A giudizio dei sindacati di fronte al quadro attuale, “il settore edile, così come tanti altri settori della nostra economia, paga ora i troppi anni di mancati investimenti in sicurezza e formazione, ed oggi una ripresa del settore corrisponde ad una vertiginosa crescita di infortuni gravi e mortali. È ora di dire basta. Basta ai morti sul lavoro, basta a barattare la salute e la vita dei lavoratori e delle lavoratrici con logiche di profitto. Non è più accettabile – concludono – che nel 2021 si perda la vita per lavorare”.

“Stiamo assistendo a un incremento delle morti sul lavoro che è inaccettabile”, scrive l’assessore regionale a Sviluppo e lavoro Vincenzo Colla, dopo l’ultimo episodio che ha coinvolto un operaio in un cantiere autostradale presso Parma. 
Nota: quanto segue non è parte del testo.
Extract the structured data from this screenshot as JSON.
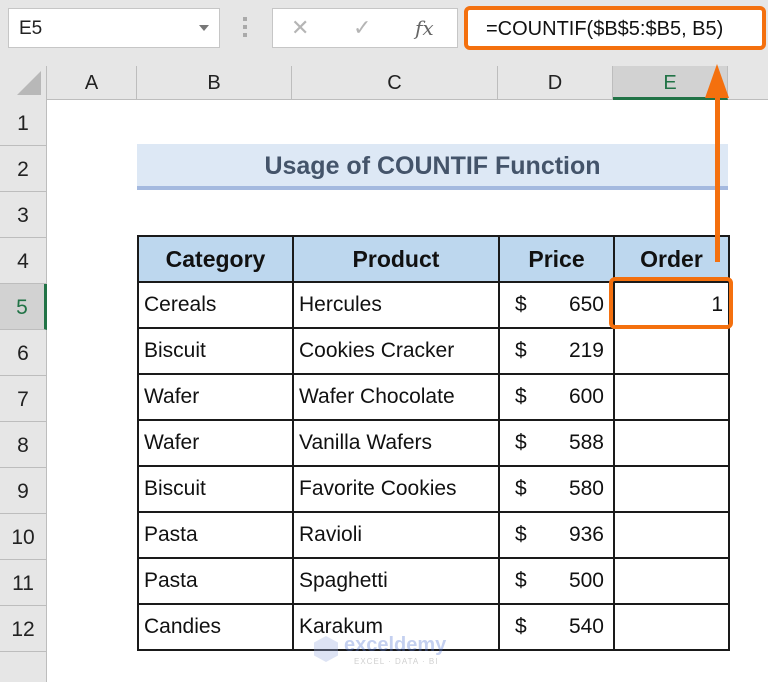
{
  "formula_bar": {
    "name_box": "E5",
    "cancel_icon": "✕",
    "enter_icon": "✓",
    "fx_icon": "fx",
    "formula": "=COUNTIF($B$5:$B5, B5)"
  },
  "columns": [
    "A",
    "B",
    "C",
    "D",
    "E"
  ],
  "selected_column": "E",
  "rows": [
    "1",
    "2",
    "3",
    "4",
    "5",
    "6",
    "7",
    "8",
    "9",
    "10",
    "11",
    "12"
  ],
  "selected_row": "5",
  "sheet": {
    "title": "Usage of COUNTIF Function",
    "headers": [
      "Category",
      "Product",
      "Price",
      "Order"
    ],
    "currency_symbol": "$",
    "records": [
      {
        "category": "Cereals",
        "product": "Hercules",
        "price": "650",
        "order": "1"
      },
      {
        "category": "Biscuit",
        "product": "Cookies Cracker",
        "price": "219",
        "order": ""
      },
      {
        "category": "Wafer",
        "product": "Wafer Chocolate",
        "price": "600",
        "order": ""
      },
      {
        "category": "Wafer",
        "product": "Vanilla Wafers",
        "price": "588",
        "order": ""
      },
      {
        "category": "Biscuit",
        "product": "Favorite Cookies",
        "price": "580",
        "order": ""
      },
      {
        "category": "Pasta",
        "product": "Ravioli",
        "price": "936",
        "order": ""
      },
      {
        "category": "Pasta",
        "product": "Spaghetti",
        "price": "500",
        "order": ""
      },
      {
        "category": "Candies",
        "product": "Karakum",
        "price": "540",
        "order": ""
      }
    ]
  },
  "annotation": {
    "color": "#f4700e"
  },
  "watermark": {
    "name": "exceldemy",
    "tagline": "EXCEL · DATA · BI"
  }
}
“Voglio esprimere a nome della Regione il più profondo cordoglio alla famiglia, per questa ennesima tragedia. Ma voglio anche dire che non possiamo limitarci a registrare gli episodi drammatici: è indifferibile l’urgenza di rafforzare con un grande piano nazionale i sistemi di controllo pubblici, abbiamo bisogno di evidenziare gli accordi fatti, le buone pratiche di messa in sicurezza raggiunte nei luoghi di lavoro. Abbiamo bisogno di un grande investimento straordinario nella formazione per affermare la cultura della prevenzione, sia per l’impresa, le professioni, sia per i lavoratori”.

“Bisogna parlare molto di più delle buone pratiche esistenti, e sono tante, per renderle emulative e, per quanto ci riguarda, su sollecitazione del presidente Bonaccini convocheremo il prossimo Patto per il Lavoro con un unico tema all’ordine del giorno: quale progetto e quali azioni adottare per fare prevenzione e mettere in sicurezza il lavoro nel sistema economico e produttivo della nostra regione”.